Dix ans après l’unique cours intitulé “Les Noms du Père”, Lacan, dans le Séminaire “Les Non Dupes Errent”, indique l’homophonie dans la langue française avec “Les Noms Du Père”. Une telle homophonie ne peut être scandée que par la voix. Et il dit, à cette époque, que, dans les deux phrases, il y a le même savoir. C’est le même savoir dans le sens où l’inconscient est un savoir duquel le sujet peut se-déchiffrer. C’est la définition du sujet. Sujet qui est effet d’un dire en analyse. Sujet tel que le constitue l’inconscient. Le déchiffre celui qui, du fait d’être parlant est en position de procéder à cette opération, ce qui, d’ailleurs, est nécessaire jusqu’à ce qu’on trouve le sens. Et c’est là qu’il se détient, parce que c’est là qu’il faut se détenir. Dans ces deux phrases, le sens sur lequel nous devons nous détenir, bien que ce soit le même savoir, n’est pas le même sens, et non seulement pour des raisons d’orthographe, ce qui nous fait suspecter que quelque chose a trait aux relations de l’écrit avec le langage. Ici s’ouvre une énigme.

Pour continuer de travailler sur le thème, Lacan indique trois dimensions de l’espace habité par l’être parlant: le symbolique, l’imaginaire et le réel. Ainsi il inaugure un nouvel espace – le sien; une autre manière d’opérer
dans l’espace que nous habitons réellement… si l’inconscient existe.

Il prend les lettres S R I et les enlace en un nœud: nœud borroméen.

Nœud fait de trois cercles de fil qui se nouent ayant comme point d’intersection l’objet a, formant un coinçage d’où partent les différentes manières avec lesquelles ces trois cercles se nouent, ayant chacun une orientation déterminée dans l’espace.

Trois dimensions – dit-mension – autre dimension: entre le dire et le dit.

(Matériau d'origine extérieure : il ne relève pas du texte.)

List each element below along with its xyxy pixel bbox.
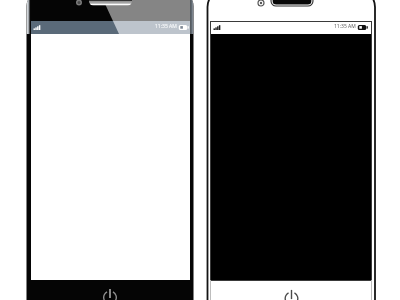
staticText: 11:35 AM <box>155 23 177 30</box>
button[interactable]: Power button <box>280 286 304 300</box>
button[interactable]: Phone screen, light theme <box>31 21 190 280</box>
staticText: 11:35 AM <box>334 23 356 30</box>
button[interactable]: Power button <box>98 285 122 300</box>
button[interactable]: Phone screen, dark theme <box>211 21 371 280</box>
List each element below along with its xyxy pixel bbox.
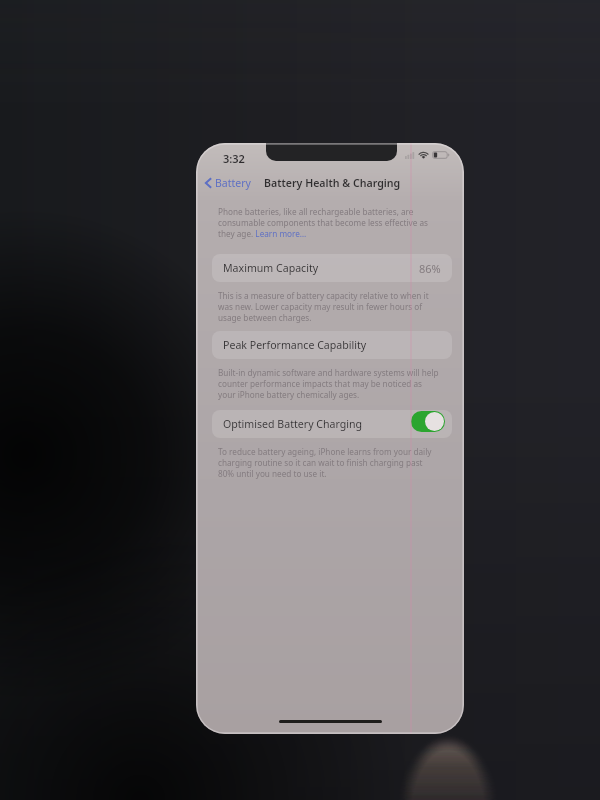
staticText: 3:32 (223, 151, 245, 166)
button[interactable]: Peak Performance Capability (212, 331, 452, 359)
staticText: Phone batteries, like all rechargeable b… (218, 206, 440, 239)
button[interactable]: Optimised Battery Charging (212, 410, 452, 438)
staticText: To reduce battery ageing, iPhone learns … (218, 446, 440, 479)
staticText: 86% (419, 261, 441, 276)
staticText: Peak Performance Capability (223, 338, 367, 352)
staticText: Battery (215, 176, 251, 190)
staticText: This is a measure of battery capacity re… (218, 290, 440, 323)
button[interactable]: Phone batteries, like all rechargeable b… (218, 206, 440, 239)
button[interactable]: Maximum Capacity (212, 254, 452, 282)
staticText: Optimised Battery Charging (223, 417, 363, 431)
staticText: Battery Health & Charging (264, 176, 401, 190)
button[interactable]: Battery (196, 174, 255, 192)
staticText: Maximum Capacity (223, 261, 319, 275)
button[interactable]: Optimised Battery Charging toggle (411, 411, 445, 432)
staticText: Built-in dynamic software and hardware s… (218, 367, 440, 400)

Dire constitué en analyse donnant accès au réel de l’inconscient, à lalangue.

Il y a quelque chose dans l’idée de l’erreur, elle a un support: le dupe. Autre manière de le dire: ça commet une erreur. Erreur grossière qui nous prend de surprise et qui montre l’équivocation.

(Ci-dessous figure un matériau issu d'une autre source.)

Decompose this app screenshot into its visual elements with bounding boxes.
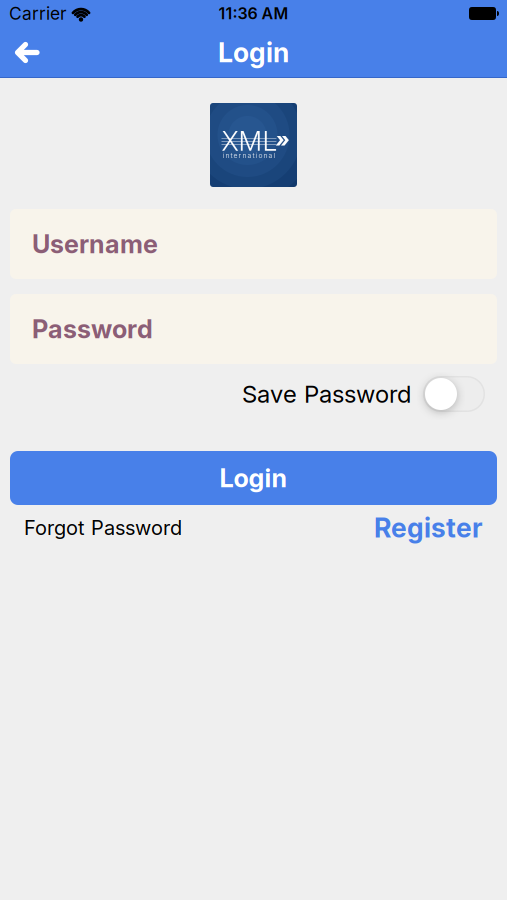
staticText: 11:36 AM: [218, 4, 288, 23]
textField[interactable]: Username: [10, 209, 497, 279]
staticText: Save Password: [242, 380, 411, 408]
staticText: Carrier: [9, 3, 67, 24]
button[interactable]: Forgot Password: [24, 516, 182, 540]
secureTextField[interactable]: Password: [10, 294, 497, 364]
staticText: Register: [374, 512, 483, 544]
button[interactable]: Save Password: [423, 376, 485, 412]
staticText: Login: [218, 37, 289, 68]
button[interactable]: Login: [10, 451, 497, 505]
button[interactable]: Back: [0, 28, 51, 78]
staticText: Username: [32, 229, 158, 259]
staticText: international: [222, 152, 276, 160]
staticText: Password: [32, 314, 153, 344]
staticText: XML: [222, 125, 278, 157]
staticText: Forgot Password: [24, 516, 182, 540]
staticText: Login: [220, 463, 288, 493]
staticText: »: [275, 126, 290, 153]
button[interactable]: Register: [374, 512, 483, 544]
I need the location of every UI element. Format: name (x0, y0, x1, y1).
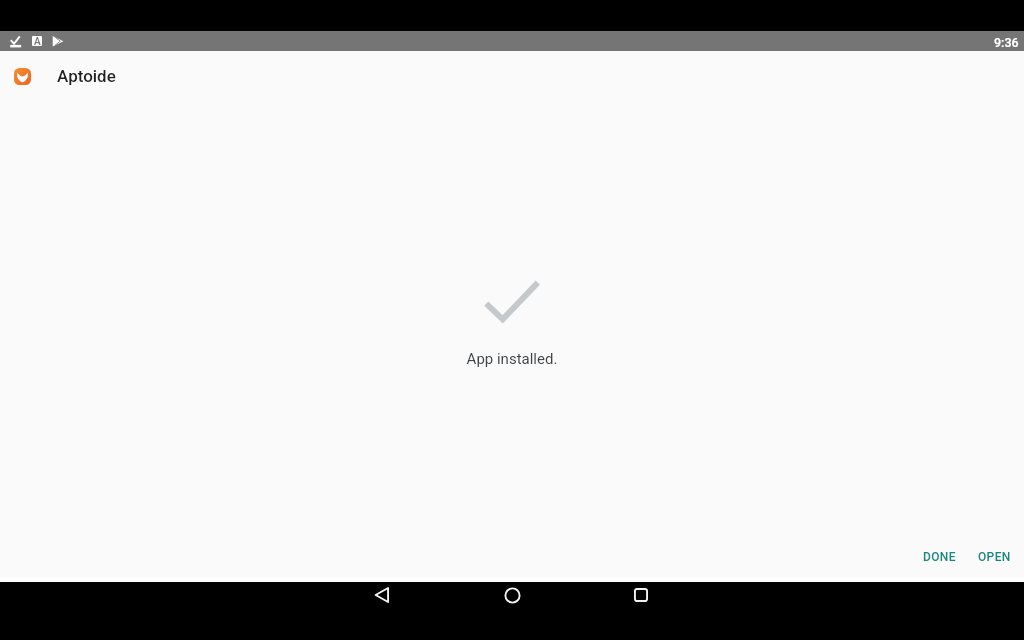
staticText: OPEN (978, 550, 1011, 564)
button[interactable]: Recent apps (624, 578, 658, 612)
staticText: DONE (923, 550, 956, 564)
button[interactable]: Home (495, 578, 529, 612)
staticText: 9:36 (994, 35, 1019, 50)
button[interactable]: OPEN (967, 543, 1022, 571)
button[interactable]: DONE (912, 543, 967, 571)
button[interactable]: Back (365, 578, 399, 612)
staticText: A (34, 36, 41, 46)
staticText: App installed. (0, 350, 1024, 368)
staticText: Aptoide (57, 66, 116, 86)
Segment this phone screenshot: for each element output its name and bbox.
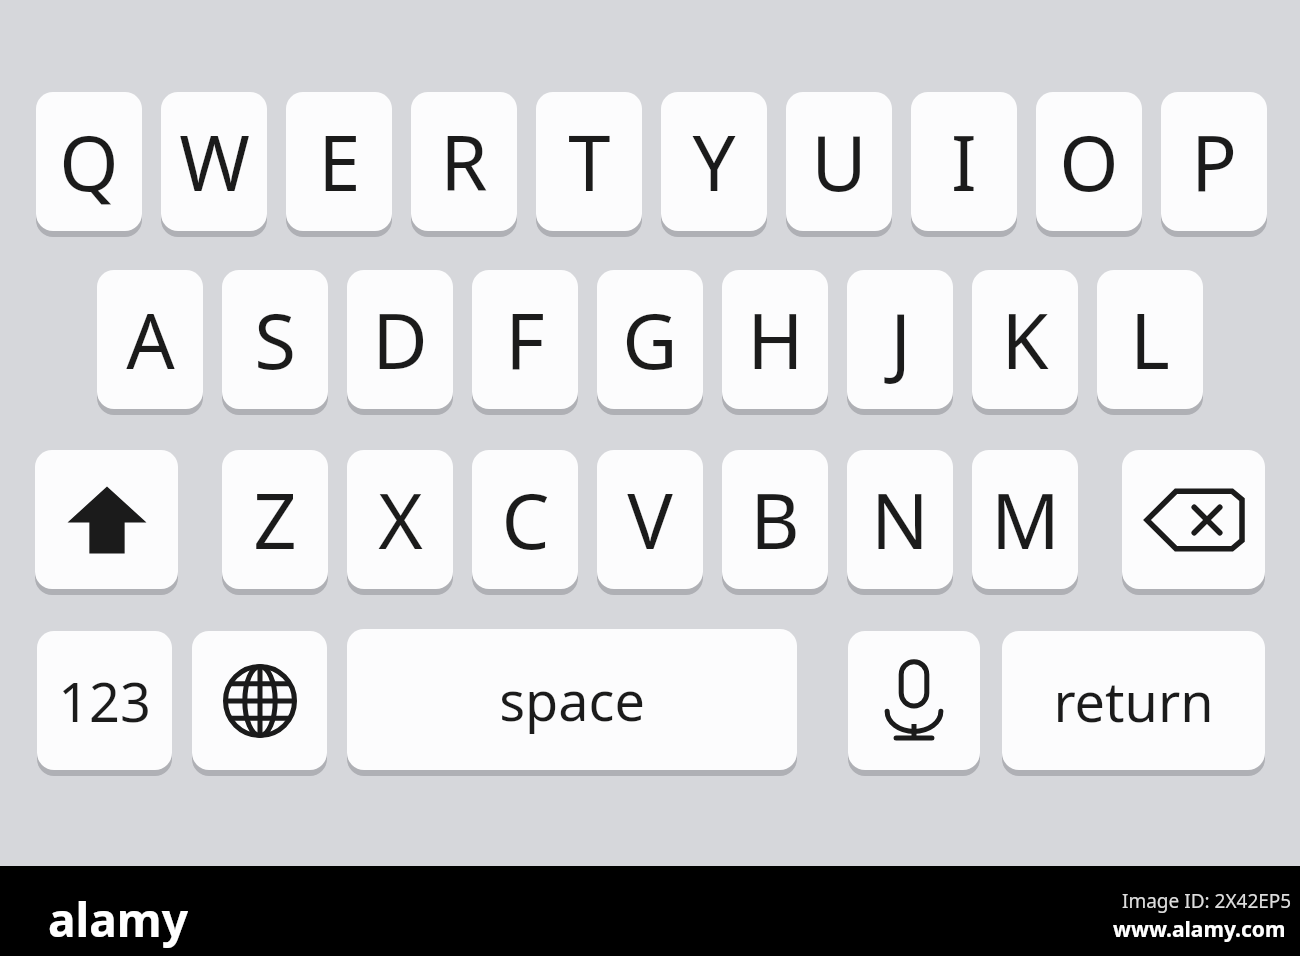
button[interactable]: C [472, 450, 578, 589]
button[interactable]: R [411, 92, 517, 231]
button[interactable]: F [472, 270, 578, 409]
staticText: Y [692, 110, 736, 214]
staticText: Z [253, 468, 297, 572]
button[interactable]: N [847, 450, 953, 589]
staticText: F [505, 288, 545, 392]
staticText: K [1001, 288, 1049, 392]
button[interactable]: Voice input [848, 631, 980, 770]
staticText: J [890, 288, 911, 392]
staticText: I [951, 110, 977, 214]
button[interactable]: H [722, 270, 828, 409]
staticText: W [179, 110, 250, 214]
button[interactable]: J [847, 270, 953, 409]
staticText: X [378, 468, 423, 572]
button[interactable]: D [347, 270, 453, 409]
staticText: T [568, 110, 611, 214]
staticText: U [811, 110, 867, 214]
staticText: alamy [48, 888, 188, 951]
staticText: D [372, 288, 428, 392]
staticText: B [750, 468, 800, 572]
staticText: space [499, 663, 645, 737]
staticText: M [991, 468, 1060, 572]
staticText: R [440, 110, 488, 214]
staticText: C [501, 468, 550, 572]
staticText: E [318, 110, 361, 214]
button[interactable]: X [347, 450, 453, 589]
button[interactable]: return [1002, 631, 1265, 770]
button[interactable]: space [347, 629, 797, 770]
button[interactable]: W [161, 92, 267, 231]
button[interactable]: V [597, 450, 703, 589]
staticText: 123 [58, 664, 151, 738]
button[interactable]: I [911, 92, 1017, 231]
staticText: L [1130, 288, 1170, 392]
button[interactable]: T [536, 92, 642, 231]
button[interactable]: Q [36, 92, 142, 231]
staticText: Image ID: 2X42EP5 [1122, 888, 1292, 914]
staticText: www.alamy.com [1113, 915, 1286, 944]
button[interactable]: Switch keyboard [192, 631, 327, 770]
staticText: S [254, 288, 296, 392]
staticText: P [1191, 110, 1237, 214]
staticText: Q [59, 110, 119, 214]
staticText: O [1059, 110, 1119, 214]
staticText: return [1053, 664, 1214, 738]
button[interactable]: S [222, 270, 328, 409]
button[interactable]: Z [222, 450, 328, 589]
button[interactable]: O [1036, 92, 1142, 231]
button[interactable]: K [972, 270, 1078, 409]
button[interactable]: Y [661, 92, 767, 231]
button[interactable]: 123 [37, 631, 172, 770]
button[interactable]: A [97, 270, 203, 409]
button[interactable]: U [786, 92, 892, 231]
staticText: H [747, 288, 804, 392]
button[interactable]: G [597, 270, 703, 409]
button[interactable]: M [972, 450, 1078, 589]
staticText: V [627, 468, 673, 572]
staticText: G [622, 288, 678, 392]
staticText: A [126, 288, 175, 392]
button[interactable]: Backspace [1122, 450, 1265, 589]
button[interactable]: Shift [35, 450, 178, 589]
button[interactable]: L [1097, 270, 1203, 409]
button[interactable]: B [722, 450, 828, 589]
button[interactable]: E [286, 92, 392, 231]
button[interactable]: P [1161, 92, 1267, 231]
staticText: N [871, 468, 929, 572]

Tout ce que Freud émet consiste toujours à nous dire: il n’y a pas eu autre chose en relation, par exemple, le rêve, si ce n’est le chiffré/le codé.

Si l’inconscient est ce que Freud dit, si les chiffres/les codes qui semblent être élues au hasard mais ne le sont pas, c’est précisément pour avoir une certaine relation avec le désir du sujet.

Le langage est fait ainsi: on a beau s’appliquer sur le codage, il ne libérera jamais ce qui a à voir avec le sens, parce qu’il est à la place du sens et cela fait que la relation sexuelle ne se puisse écrire, car il y a ce trou qui ferme le langage comme tel, de l’accès au réel de l’inconscient, pour cela nous nous référons au réel comme l’impossible.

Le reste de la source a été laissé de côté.